Der eigentliche Schwerpunkt der Schule liegt jedoch in den Naturwissenschaften. Im Raum der Robotik-AG tüfteln mehrere Jungen an Modellen. Auf einen Bildschirm flimmert grün und blau die Planung für eine Platine. "Hier habe ich viel bessere Möglichkeiten zum Bauen als zu Hause", sagt Daniel, der oft in seinen Freistunden hier ist. Er lässt einen achtarmigen Roboter vor- und zurück laufen, auf der Stelle drehen und sich hoch- und runtersenken. So etwas will der 16-Jährige auch bauen, als besondere Lernleistung. "Bewertet wird der Prozess und seine Dokumentation", sagt sein Lehrer Nils Kiesbye.

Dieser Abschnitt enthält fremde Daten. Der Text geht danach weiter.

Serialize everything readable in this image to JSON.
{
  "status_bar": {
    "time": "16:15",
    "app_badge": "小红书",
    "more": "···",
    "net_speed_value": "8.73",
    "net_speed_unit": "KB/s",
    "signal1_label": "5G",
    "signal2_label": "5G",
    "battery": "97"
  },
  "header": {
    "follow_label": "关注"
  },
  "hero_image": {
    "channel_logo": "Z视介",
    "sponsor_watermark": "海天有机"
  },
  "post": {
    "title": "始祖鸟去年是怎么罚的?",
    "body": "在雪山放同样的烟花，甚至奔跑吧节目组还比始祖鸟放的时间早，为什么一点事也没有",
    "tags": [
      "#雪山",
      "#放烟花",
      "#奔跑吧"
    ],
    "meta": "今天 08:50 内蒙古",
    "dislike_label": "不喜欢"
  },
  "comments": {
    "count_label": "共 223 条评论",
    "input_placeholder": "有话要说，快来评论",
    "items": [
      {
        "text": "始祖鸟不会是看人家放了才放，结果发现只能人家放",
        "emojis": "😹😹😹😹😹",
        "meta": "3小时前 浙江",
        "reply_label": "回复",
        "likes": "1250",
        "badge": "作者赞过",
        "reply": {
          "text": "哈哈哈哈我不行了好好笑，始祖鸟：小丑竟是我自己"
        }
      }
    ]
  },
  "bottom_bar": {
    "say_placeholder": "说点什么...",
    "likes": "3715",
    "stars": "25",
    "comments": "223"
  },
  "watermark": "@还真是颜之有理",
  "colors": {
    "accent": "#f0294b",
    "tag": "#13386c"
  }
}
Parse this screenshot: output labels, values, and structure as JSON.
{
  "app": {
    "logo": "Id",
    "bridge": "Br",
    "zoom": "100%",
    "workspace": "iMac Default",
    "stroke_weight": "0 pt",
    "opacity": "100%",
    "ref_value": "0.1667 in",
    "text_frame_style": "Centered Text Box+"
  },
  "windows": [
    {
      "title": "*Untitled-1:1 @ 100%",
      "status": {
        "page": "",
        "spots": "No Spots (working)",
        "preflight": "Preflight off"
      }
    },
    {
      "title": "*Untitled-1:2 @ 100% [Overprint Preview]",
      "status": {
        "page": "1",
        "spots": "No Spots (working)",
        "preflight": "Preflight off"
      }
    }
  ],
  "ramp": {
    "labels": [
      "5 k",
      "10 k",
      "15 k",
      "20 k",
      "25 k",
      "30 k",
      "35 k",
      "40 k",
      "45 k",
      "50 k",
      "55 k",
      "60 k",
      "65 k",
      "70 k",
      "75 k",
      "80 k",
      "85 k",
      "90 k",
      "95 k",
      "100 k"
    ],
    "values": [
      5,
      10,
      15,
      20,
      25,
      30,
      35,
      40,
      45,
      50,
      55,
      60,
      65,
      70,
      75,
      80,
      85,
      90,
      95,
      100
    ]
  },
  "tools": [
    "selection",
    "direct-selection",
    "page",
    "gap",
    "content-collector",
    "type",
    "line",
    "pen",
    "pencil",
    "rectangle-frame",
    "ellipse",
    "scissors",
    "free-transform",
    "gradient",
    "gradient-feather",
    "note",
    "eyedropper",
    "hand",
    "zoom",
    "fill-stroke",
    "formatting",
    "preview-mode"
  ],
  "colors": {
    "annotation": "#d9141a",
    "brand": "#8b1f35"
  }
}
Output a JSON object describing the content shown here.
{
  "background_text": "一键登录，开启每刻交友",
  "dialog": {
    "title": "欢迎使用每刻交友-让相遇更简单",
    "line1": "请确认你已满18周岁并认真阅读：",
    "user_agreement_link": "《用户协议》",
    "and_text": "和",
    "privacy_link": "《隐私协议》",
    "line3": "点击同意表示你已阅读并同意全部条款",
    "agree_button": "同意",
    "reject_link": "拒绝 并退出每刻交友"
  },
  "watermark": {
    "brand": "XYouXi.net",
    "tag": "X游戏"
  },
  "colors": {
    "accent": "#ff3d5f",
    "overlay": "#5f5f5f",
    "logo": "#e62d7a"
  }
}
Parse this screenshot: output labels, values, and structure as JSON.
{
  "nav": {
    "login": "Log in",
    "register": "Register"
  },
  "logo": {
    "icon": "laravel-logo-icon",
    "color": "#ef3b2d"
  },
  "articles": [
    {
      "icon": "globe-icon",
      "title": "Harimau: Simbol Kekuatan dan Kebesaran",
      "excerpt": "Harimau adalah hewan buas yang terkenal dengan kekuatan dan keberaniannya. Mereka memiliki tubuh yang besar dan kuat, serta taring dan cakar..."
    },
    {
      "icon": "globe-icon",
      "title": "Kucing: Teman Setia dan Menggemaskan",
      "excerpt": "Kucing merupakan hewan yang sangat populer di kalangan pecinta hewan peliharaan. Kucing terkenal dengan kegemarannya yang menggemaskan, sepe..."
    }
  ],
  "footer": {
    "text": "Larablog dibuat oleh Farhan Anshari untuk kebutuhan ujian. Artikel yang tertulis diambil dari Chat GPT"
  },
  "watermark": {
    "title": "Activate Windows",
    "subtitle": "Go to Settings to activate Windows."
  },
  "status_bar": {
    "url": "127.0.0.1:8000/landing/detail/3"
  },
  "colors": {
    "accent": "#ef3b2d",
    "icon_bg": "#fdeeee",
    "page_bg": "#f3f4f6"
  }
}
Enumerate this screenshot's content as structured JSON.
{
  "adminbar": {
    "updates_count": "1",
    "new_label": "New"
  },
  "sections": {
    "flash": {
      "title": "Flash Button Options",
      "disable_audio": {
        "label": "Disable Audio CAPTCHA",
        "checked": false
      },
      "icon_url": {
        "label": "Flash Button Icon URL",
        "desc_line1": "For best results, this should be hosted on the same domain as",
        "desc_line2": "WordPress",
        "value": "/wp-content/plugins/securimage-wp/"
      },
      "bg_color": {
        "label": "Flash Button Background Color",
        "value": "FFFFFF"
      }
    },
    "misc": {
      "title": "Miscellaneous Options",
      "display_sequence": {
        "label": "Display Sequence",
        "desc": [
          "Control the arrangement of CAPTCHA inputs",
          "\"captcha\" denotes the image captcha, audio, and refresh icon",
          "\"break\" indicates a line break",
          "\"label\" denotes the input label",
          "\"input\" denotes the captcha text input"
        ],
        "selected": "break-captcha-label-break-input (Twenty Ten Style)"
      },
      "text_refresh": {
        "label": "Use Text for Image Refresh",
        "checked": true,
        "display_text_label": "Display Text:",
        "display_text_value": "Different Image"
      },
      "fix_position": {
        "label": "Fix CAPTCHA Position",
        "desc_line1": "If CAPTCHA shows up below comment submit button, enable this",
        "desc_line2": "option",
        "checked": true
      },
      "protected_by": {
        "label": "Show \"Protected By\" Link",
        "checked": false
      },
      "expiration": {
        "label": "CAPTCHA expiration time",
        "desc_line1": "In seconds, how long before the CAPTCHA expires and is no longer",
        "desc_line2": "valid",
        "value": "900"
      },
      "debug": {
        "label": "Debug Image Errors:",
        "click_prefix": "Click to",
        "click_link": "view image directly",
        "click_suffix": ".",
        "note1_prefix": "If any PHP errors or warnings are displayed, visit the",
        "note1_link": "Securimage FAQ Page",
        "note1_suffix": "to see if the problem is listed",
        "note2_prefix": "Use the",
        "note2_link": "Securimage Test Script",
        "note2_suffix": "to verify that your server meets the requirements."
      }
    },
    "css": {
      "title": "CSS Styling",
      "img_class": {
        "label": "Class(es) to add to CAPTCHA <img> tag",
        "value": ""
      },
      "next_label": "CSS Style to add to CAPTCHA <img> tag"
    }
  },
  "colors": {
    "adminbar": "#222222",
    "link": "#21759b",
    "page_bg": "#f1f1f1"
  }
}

Auf frühen Kontakt mit der Berufswelt legt die Schule großen Wert

Oberstufenschülerin Nele hat sich aus Neugierde für das Physikprofil entschieden. "In den Naturwissenschaften werden die Welt und ihre Gesetzmäßigkeiten am stärksten hinterfragt", sagt sie. "Mir gefällt der anspruchsvolle Unterricht." Das Profil sei besonders nachgefragt, sagt Lehrer Otto Sühl. "Unsere Schüler haben erkannt, welche Berufsmöglichkeiten sich daraus ergeben." Die Schule kooperiert mit der Technischen Universität Hamburg-Harburg. Professoren und Studenten kommen in die Schule, die Gymnasiasten experimentieren im School Lab der TU.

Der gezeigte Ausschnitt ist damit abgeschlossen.